A founding member of the Campaign for Lead Free Water, Yanna Lambrinidou, recently testified before the DC City Council. Lambrinidou, a noted Virginia Tech researcher, pointed out that our city officials have known for 30 years about the lead in water contamination problems in our schools, but they have routinely misled us, and continue to mislead us about the severity of these problems and the health risks involved. 

Another group associated with the Campaign, Earth Justice, recently presented a white paper to the EPA detailing how partial lead service line replacements (replacement of only the public space portion of lead service lines) cause more lead hazard than complete replacement of lead service lines. DC has conducted almost 20,000 partial lead service line replacements, and past experience shows that most of those occurred simply because the home owners could not pay for replacing the “private” side of the line.

DC officials recently announced a new policy for schools that accepts the American Academy of Pediatrics’ decree that no level of lead is acceptable in children's drinking water. The city government's implementation of this policy is still pending and will require diligent public oversight to make sure that at least our children are protected throughout the many public facilities they use.

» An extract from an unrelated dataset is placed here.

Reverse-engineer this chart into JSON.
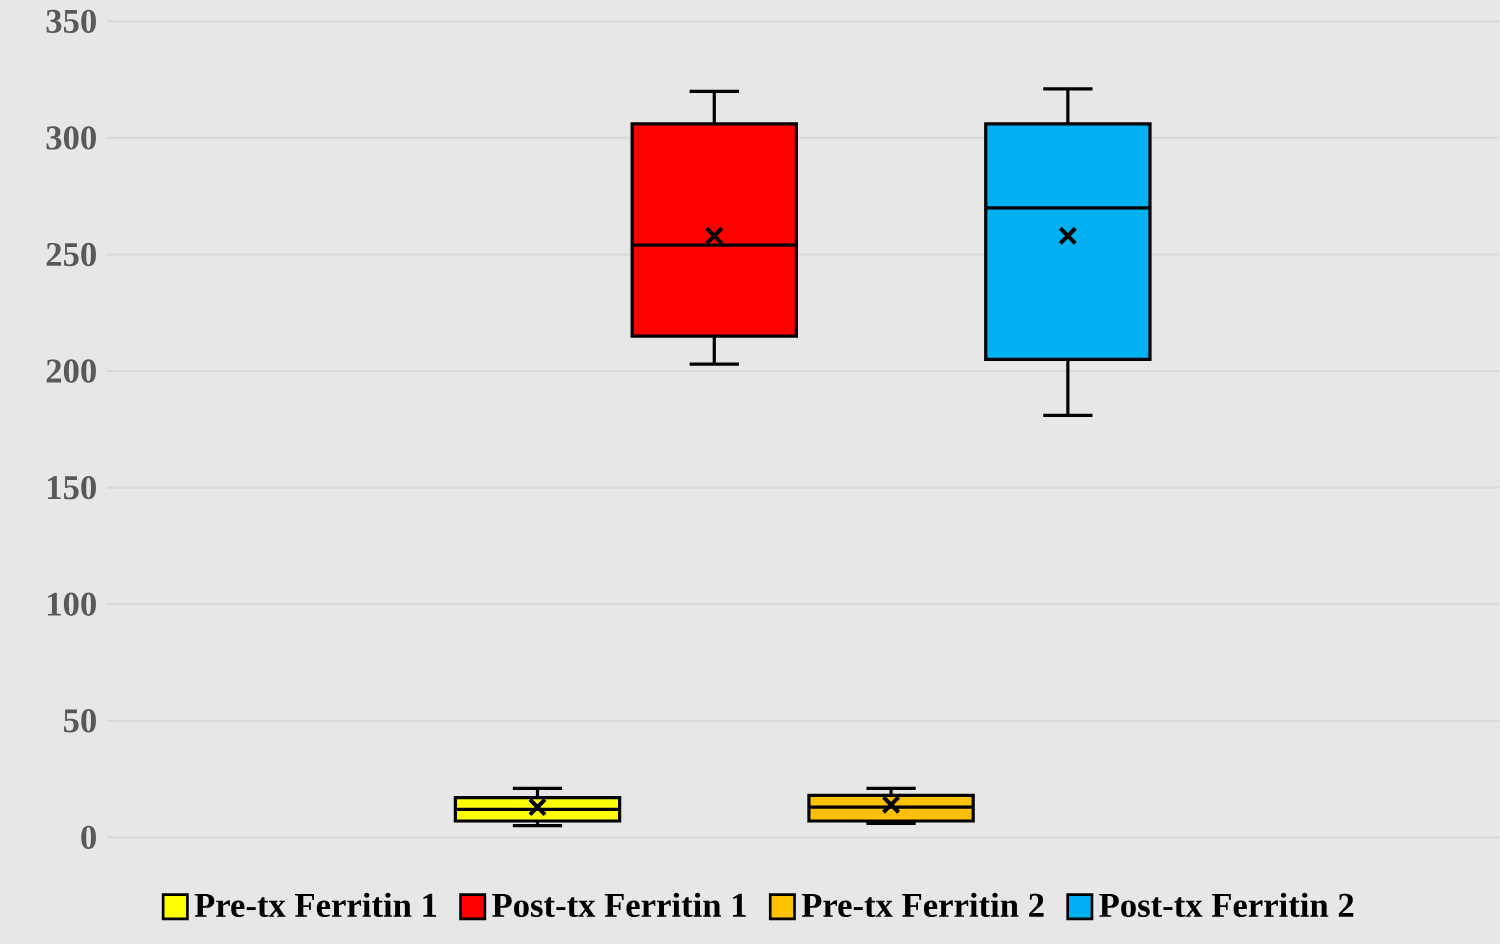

DC Water's new online map and the DC government's announced policy change are important steps forward to making sure public drinking water is safe to use. But, government and local water agencies have not adequately informed citizens about the hazards of lead in their water and have not done nearly enough to eliminate the problem.

Safe drinking water is an absolute necessity and a basic human right!

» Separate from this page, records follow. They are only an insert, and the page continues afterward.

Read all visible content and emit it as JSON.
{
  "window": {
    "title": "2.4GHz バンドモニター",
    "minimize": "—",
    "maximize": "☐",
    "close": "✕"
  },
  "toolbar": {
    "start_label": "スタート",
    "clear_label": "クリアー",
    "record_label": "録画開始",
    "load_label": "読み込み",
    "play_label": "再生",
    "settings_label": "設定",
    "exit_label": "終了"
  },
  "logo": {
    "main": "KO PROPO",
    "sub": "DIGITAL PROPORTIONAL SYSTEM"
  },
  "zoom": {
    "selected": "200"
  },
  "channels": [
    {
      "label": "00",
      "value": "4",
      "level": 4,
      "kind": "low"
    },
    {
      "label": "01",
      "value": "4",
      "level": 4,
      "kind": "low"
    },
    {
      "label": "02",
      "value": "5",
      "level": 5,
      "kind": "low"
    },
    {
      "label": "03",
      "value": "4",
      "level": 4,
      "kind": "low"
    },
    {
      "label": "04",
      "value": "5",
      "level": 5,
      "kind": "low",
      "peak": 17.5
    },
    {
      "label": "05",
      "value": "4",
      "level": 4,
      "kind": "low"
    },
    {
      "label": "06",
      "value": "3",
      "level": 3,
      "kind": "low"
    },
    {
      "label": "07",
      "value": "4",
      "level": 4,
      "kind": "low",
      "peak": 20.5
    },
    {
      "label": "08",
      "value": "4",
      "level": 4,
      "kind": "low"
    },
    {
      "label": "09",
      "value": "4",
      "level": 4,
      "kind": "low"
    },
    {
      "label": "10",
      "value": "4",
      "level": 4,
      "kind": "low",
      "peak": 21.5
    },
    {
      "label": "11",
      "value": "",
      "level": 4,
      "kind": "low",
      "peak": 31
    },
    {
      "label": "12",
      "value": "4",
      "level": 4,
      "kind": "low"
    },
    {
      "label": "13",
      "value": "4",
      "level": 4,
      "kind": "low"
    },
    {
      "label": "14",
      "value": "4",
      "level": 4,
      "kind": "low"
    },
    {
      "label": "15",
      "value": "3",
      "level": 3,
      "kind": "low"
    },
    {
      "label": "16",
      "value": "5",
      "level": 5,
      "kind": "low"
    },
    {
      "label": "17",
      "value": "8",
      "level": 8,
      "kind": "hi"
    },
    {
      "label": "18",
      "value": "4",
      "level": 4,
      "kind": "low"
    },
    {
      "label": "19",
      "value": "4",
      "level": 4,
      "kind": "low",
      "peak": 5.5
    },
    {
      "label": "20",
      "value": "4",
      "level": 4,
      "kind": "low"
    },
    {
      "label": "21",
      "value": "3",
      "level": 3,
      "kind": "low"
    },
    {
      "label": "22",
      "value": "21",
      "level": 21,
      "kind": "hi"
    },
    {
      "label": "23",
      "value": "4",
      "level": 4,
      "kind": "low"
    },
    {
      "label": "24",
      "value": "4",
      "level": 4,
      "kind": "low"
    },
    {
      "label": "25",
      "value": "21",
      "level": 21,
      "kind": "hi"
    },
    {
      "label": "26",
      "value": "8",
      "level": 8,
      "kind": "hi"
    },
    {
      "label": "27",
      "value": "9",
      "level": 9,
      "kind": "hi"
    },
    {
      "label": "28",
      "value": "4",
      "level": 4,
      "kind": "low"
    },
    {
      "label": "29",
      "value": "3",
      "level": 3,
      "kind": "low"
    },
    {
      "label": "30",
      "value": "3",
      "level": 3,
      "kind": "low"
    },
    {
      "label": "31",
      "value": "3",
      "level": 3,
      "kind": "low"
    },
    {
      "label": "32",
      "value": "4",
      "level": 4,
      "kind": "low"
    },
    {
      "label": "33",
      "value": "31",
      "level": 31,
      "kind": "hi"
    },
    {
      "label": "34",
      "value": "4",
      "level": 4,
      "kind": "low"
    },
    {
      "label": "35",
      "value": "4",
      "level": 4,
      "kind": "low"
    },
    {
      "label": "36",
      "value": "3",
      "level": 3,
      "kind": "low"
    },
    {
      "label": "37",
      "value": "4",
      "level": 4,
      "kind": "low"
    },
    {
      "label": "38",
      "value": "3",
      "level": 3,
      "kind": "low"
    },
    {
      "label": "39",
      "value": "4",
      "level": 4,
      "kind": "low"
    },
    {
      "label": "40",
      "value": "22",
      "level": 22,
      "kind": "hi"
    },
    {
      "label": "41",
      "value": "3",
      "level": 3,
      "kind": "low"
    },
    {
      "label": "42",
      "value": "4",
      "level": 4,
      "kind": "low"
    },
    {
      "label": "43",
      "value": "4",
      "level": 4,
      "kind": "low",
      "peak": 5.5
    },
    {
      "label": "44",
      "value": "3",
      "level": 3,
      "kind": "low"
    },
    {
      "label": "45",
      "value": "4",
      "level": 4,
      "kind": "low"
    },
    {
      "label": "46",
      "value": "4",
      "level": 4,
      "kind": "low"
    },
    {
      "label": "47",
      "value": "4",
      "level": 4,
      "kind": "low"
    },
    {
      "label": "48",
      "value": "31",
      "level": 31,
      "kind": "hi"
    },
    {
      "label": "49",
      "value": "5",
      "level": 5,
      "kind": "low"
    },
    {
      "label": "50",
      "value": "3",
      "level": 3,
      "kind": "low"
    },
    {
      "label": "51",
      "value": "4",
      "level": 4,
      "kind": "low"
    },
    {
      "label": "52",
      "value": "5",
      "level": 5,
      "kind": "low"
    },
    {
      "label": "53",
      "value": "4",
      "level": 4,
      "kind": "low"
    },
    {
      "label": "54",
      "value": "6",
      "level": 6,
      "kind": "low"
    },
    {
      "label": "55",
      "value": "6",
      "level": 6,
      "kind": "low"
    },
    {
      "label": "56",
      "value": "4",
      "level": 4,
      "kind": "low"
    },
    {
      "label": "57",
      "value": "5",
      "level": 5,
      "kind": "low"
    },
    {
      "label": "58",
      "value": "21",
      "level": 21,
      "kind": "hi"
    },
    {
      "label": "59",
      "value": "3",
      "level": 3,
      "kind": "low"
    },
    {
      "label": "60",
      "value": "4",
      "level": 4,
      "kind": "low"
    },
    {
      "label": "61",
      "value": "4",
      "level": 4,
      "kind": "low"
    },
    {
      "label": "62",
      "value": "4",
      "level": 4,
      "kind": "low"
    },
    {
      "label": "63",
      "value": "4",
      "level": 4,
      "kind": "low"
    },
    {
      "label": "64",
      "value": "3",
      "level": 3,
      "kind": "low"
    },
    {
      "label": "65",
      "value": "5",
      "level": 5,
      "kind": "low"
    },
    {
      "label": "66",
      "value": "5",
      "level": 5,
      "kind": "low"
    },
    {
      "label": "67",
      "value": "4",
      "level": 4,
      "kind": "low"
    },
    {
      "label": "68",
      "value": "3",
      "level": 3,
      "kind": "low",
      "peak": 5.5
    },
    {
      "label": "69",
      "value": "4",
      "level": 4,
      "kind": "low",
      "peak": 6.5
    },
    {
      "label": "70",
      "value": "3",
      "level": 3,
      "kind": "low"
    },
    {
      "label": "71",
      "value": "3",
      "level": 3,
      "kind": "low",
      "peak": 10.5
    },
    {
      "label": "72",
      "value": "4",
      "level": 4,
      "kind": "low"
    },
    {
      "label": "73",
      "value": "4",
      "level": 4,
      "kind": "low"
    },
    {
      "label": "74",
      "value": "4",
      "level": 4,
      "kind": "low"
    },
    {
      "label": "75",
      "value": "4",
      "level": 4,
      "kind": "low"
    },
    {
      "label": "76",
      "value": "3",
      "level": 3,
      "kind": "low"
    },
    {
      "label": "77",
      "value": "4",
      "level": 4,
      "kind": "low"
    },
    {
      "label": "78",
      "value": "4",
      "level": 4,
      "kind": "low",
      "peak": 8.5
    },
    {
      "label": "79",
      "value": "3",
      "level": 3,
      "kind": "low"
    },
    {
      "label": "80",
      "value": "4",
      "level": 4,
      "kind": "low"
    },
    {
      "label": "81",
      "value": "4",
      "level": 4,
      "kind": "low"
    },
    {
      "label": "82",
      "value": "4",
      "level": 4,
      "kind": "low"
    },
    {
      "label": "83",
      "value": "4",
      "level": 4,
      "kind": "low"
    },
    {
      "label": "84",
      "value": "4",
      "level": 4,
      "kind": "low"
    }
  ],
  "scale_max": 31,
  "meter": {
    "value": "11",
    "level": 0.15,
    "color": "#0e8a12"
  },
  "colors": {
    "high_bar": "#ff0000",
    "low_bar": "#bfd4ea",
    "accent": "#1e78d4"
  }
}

This is a fervent plea for you to take action to protect yourself and your loved ones. Start by getting more information about your home's water service line and about the drinking water at public facilities your family uses. 

The use of lead-certified water filters in a city like ours with an extremely high prevalence of lead-bearing plumbing materials seems like a simple and reasonable precaution.  Use water filters if you are uncertain about the safety of your drinking water!

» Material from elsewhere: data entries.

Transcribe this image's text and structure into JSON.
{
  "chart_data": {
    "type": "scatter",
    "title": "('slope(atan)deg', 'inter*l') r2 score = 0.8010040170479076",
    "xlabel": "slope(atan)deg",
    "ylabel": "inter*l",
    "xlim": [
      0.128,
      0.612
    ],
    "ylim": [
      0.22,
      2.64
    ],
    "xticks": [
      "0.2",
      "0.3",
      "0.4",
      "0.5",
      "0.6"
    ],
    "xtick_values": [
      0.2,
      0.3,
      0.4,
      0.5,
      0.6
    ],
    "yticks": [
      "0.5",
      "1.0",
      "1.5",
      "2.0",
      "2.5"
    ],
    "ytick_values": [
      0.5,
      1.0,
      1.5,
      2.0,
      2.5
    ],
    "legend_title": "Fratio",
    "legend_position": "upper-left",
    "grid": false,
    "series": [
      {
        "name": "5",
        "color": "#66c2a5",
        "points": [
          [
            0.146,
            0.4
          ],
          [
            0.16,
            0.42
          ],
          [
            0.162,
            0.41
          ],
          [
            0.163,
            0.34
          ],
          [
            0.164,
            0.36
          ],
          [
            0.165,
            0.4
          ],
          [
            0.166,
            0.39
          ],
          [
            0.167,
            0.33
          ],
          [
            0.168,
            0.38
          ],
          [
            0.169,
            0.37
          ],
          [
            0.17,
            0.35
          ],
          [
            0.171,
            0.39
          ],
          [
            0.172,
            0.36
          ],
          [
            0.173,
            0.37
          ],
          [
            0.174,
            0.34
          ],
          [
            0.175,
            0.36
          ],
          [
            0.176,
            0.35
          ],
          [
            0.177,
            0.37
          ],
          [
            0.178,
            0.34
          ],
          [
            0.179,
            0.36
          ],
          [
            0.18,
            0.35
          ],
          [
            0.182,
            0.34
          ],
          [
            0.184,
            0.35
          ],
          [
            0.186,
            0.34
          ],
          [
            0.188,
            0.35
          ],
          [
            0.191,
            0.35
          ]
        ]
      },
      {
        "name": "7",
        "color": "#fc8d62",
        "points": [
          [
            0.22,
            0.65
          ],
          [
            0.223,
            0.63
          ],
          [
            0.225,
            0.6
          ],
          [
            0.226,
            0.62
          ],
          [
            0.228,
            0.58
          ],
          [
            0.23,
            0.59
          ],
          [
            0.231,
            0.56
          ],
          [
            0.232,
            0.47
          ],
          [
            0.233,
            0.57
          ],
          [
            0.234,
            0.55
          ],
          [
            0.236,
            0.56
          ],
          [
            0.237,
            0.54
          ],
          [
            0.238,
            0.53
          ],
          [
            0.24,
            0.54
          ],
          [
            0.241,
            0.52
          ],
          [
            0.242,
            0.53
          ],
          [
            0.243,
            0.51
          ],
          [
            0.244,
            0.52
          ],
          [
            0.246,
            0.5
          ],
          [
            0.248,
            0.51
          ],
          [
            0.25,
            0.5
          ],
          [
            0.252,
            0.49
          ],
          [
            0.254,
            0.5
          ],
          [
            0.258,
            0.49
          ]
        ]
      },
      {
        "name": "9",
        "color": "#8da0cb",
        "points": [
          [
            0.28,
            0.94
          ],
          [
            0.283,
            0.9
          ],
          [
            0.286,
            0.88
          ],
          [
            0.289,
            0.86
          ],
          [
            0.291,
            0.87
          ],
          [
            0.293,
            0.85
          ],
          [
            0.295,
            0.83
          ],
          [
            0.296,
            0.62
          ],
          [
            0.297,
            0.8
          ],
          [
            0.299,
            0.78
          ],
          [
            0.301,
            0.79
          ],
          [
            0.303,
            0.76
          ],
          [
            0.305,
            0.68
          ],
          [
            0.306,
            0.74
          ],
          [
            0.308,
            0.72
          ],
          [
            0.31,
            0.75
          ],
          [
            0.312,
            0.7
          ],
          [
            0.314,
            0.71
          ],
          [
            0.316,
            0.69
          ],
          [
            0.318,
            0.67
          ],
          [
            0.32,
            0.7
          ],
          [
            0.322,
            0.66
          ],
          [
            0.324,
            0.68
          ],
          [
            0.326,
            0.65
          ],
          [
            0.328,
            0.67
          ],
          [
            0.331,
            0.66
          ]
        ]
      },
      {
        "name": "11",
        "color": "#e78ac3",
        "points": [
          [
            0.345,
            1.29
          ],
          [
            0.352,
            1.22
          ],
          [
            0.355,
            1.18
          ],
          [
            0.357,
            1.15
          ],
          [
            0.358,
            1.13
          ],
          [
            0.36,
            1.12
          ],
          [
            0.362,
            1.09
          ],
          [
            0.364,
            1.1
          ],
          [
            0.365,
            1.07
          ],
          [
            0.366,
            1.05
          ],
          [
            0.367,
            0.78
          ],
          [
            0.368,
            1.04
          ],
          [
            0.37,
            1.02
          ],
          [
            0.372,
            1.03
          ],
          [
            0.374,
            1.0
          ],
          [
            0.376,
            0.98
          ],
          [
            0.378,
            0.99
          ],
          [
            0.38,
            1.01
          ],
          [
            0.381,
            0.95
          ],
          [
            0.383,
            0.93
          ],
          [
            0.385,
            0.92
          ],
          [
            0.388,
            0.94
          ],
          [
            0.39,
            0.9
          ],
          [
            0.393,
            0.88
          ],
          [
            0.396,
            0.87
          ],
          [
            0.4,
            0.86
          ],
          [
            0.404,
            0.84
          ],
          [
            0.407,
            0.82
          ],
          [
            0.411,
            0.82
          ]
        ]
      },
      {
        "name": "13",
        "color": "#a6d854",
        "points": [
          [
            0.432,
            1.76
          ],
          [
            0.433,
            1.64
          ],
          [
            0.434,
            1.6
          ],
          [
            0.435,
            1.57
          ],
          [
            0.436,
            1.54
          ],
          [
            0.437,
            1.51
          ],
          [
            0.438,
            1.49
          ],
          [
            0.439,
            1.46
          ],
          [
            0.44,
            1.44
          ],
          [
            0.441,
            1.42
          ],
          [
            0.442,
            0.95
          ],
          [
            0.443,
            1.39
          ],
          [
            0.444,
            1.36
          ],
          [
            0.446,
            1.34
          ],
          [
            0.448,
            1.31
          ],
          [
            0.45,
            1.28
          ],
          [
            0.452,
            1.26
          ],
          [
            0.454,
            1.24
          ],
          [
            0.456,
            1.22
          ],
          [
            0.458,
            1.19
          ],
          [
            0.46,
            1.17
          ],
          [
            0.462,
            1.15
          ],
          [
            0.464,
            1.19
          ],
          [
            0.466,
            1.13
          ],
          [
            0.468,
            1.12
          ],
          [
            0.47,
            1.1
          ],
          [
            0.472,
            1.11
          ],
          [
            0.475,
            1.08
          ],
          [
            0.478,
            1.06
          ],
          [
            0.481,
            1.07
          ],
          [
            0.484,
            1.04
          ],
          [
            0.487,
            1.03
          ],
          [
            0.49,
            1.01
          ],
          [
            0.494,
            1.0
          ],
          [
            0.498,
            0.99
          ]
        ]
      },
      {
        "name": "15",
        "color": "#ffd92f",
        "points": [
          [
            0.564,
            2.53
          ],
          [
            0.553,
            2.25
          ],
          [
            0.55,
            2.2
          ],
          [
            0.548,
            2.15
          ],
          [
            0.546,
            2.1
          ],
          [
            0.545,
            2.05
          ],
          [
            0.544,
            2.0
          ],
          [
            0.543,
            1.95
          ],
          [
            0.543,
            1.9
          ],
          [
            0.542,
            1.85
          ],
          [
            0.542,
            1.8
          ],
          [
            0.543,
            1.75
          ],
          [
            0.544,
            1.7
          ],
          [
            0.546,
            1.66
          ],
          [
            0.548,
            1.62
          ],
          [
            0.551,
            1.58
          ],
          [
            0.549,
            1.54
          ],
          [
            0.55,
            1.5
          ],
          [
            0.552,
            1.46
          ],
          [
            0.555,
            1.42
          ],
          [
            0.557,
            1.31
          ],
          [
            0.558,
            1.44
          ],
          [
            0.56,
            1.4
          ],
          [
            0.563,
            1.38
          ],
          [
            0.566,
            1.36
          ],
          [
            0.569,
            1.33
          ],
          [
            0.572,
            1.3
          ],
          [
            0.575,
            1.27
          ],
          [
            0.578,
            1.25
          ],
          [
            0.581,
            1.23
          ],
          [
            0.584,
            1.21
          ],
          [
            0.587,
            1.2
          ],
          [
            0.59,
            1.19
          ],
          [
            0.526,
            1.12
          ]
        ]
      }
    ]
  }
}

The long-term goal should be the replacement of all lead water pipes and fixtures.  This is an expensive but necessary action that will require public pressure and local and federal government support. 

I got involved with the Campaign for Lead-free Water because I think it's crazy to do nothing while children around me are being poisoned by their drinking water. What will you do to protect your family from the hazards of lead in drinking water?

Courtesy DC Water

(Note from Drew: I'm having the lead pipes from the city mainline replaced in two weeks, along with the pipes going into our house. DC Water is covering the cost of the replacement on public property, and we are paying for the replacement of the pipes from the meter to our house. It's about $1,600. I highly recommend you consider doing the same if the work hasn't been done already. Contact DC Water Customer Service at (202) 354-3600 to request information about your water service pipe.)


About Roger Green
I am a 62 year old retiree (retired from a local electric utility as an IT supervisor, formerly an engineering analyst and a distribution system designer) who shares his home with a twenty year old son who is a junior at the University of Miami majoring in biomedical engineering. I moved back to my Petworth neighborhood 21 years ago after living in various DC area locations.

Roger Green

I was born in New Jersey, but was raised in DC from three years old - living and attending public schools in Petworth from 10 years old until college. I studied electrical engineering at Howard University (2 years full time) and George Washington U (part-time) before getting bachelors and masters degrees in technology management from the University of Maryland University College.  

I got involved with the founding of the Campaign for Lead Free Water after participating in a Virginia Tech and DC Water study of local residents who had full or partial replacements of their lead service lines, and finding out from researchers and other activists how little was being done to inform and protect people from the ongoing problem of lead in their drinking water.